A partir du 1er janvier 2021

La loi n° 2019-222 du 23 mars 2019 a institué une juridiction nationale spécialisée pour les injonctions de payer qui entrera en fonction à compter du 1er janvier 2021. L’objectif est de permettre une efficacité accrue de ces procédures en matière civile, les dispositions actuelles ne subissant pas de modification en ce qui concerne les injonctions relevant de la compétence du tribunal de commerce. Ainsi, un seul tribunal judiciaire sur le territoire national sera spécialement désigné par décret pour connaître des procédures d’injonction de payer, qui seront alors désormais formées par voie dématérialisée exclusivement.
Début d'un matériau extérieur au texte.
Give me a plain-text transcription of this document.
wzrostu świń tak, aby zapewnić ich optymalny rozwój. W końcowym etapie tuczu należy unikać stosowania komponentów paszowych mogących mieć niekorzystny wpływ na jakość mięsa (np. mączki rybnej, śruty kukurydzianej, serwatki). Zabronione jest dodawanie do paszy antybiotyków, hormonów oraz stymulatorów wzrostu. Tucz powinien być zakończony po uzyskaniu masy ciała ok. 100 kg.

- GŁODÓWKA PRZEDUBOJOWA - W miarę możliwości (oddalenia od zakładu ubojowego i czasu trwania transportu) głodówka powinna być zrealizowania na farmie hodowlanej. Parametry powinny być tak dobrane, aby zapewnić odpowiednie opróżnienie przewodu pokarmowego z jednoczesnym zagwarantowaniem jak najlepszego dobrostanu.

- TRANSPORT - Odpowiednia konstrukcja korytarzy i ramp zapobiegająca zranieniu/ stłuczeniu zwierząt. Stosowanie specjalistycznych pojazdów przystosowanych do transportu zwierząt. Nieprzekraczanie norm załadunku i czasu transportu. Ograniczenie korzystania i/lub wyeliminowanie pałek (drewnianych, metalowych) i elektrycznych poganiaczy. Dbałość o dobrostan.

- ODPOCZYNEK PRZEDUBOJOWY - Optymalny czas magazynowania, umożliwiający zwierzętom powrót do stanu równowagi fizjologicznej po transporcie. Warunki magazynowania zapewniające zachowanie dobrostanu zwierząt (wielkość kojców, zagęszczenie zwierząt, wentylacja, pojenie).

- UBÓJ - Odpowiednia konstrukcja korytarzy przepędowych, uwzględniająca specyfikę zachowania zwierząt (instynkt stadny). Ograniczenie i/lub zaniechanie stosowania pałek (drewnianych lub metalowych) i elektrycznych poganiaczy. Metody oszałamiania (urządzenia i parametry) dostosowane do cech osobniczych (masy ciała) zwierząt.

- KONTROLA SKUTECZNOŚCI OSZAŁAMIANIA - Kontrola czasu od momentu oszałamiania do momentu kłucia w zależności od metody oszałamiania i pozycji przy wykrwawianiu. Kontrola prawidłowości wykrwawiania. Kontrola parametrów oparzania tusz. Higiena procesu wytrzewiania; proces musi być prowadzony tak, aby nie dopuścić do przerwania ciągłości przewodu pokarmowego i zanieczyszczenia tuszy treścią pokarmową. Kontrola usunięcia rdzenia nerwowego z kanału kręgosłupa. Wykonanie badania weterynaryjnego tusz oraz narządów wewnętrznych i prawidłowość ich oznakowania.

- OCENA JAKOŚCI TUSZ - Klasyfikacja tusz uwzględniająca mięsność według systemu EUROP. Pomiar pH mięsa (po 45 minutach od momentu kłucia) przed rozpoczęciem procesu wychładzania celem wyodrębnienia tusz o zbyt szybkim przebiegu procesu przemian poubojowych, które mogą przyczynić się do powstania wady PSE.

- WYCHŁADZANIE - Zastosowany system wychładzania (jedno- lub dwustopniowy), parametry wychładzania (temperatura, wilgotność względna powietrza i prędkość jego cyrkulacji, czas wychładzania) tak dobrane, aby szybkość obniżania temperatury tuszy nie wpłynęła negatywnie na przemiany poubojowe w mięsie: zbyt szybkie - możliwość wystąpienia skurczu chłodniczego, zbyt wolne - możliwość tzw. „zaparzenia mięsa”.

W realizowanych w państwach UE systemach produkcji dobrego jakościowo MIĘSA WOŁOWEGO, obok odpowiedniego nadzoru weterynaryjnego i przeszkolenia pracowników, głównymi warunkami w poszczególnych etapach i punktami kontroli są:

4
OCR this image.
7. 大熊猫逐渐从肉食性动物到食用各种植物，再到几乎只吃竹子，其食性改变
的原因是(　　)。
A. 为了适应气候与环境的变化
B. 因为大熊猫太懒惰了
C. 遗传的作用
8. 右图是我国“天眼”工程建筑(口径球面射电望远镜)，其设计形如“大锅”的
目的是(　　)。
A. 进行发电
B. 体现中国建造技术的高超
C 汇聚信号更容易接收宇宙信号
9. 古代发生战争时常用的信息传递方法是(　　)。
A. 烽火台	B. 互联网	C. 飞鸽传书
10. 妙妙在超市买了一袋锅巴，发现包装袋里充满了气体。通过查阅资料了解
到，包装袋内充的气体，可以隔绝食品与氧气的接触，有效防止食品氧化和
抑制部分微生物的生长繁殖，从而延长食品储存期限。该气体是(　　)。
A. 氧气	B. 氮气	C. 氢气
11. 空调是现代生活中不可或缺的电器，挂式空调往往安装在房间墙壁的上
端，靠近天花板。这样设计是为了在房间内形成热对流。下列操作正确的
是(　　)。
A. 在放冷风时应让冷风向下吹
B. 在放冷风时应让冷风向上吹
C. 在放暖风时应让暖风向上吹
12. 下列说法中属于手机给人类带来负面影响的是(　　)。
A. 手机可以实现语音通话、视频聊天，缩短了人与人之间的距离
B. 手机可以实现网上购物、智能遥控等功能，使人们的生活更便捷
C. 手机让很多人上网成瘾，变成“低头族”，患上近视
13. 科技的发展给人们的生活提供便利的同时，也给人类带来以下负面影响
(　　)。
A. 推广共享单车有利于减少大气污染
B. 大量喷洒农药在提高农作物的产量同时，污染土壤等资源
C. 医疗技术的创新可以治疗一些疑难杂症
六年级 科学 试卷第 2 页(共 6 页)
Seules les personnes physiques n’agissant pas à titre professionnel et non représentées par un mandataire, ainsi que les demandes d’injonction de payer européennes, pourront encore être adressées au greffe sur support papier. Ce tribunal spécialement désigné sera également seul compétent pour recevoir les oppositions. C’est alors le greffe de ce tribunal qui transmettra aux tribunaux judiciaires territorialement compétents pour connaître du litige, la gestion des oppositions et la procédure contradictoire qui s’en suit.

Ce qu’il faut retenir

La procédure d’injonction de payer ou de faire qui est souvent présentée comme une procédure simple et facile, recèle en réalité de nombreux pièges pour celui qui s’y risque seul. Cette procédure, qui apparaît aujourd’hui relativement rapide dans sa phase non contradictoire, s’avère malheureusement plus longue qu’une instance engagée selon les voies de droit commun, lorsque le débiteur forme opposition, car s’ajoute alors à la durée de cette partie de la procédure celle qui l’a précédée. En outre, si à ce jour chaque juridiction maîtrise ses propres flux et assure la gestion des requêtes qui lui sont présentées, ce qui conduit toutefois à des durées de traitement différentes selon les tribunaux, à compter du 1er janvier 2021, c’est une seule et unique juridiction qui sera chargée de toutes les procédures d’injonction de payer pour tout le territoire national. Les délais de procédure pourraient donc, pour certains, s’en trouver rallongés. Dans tous les cas il sera prudent de faire appel à un professionnel, huissier ou avocat, qui vous délivrera les conseils adéquats et vous assistera.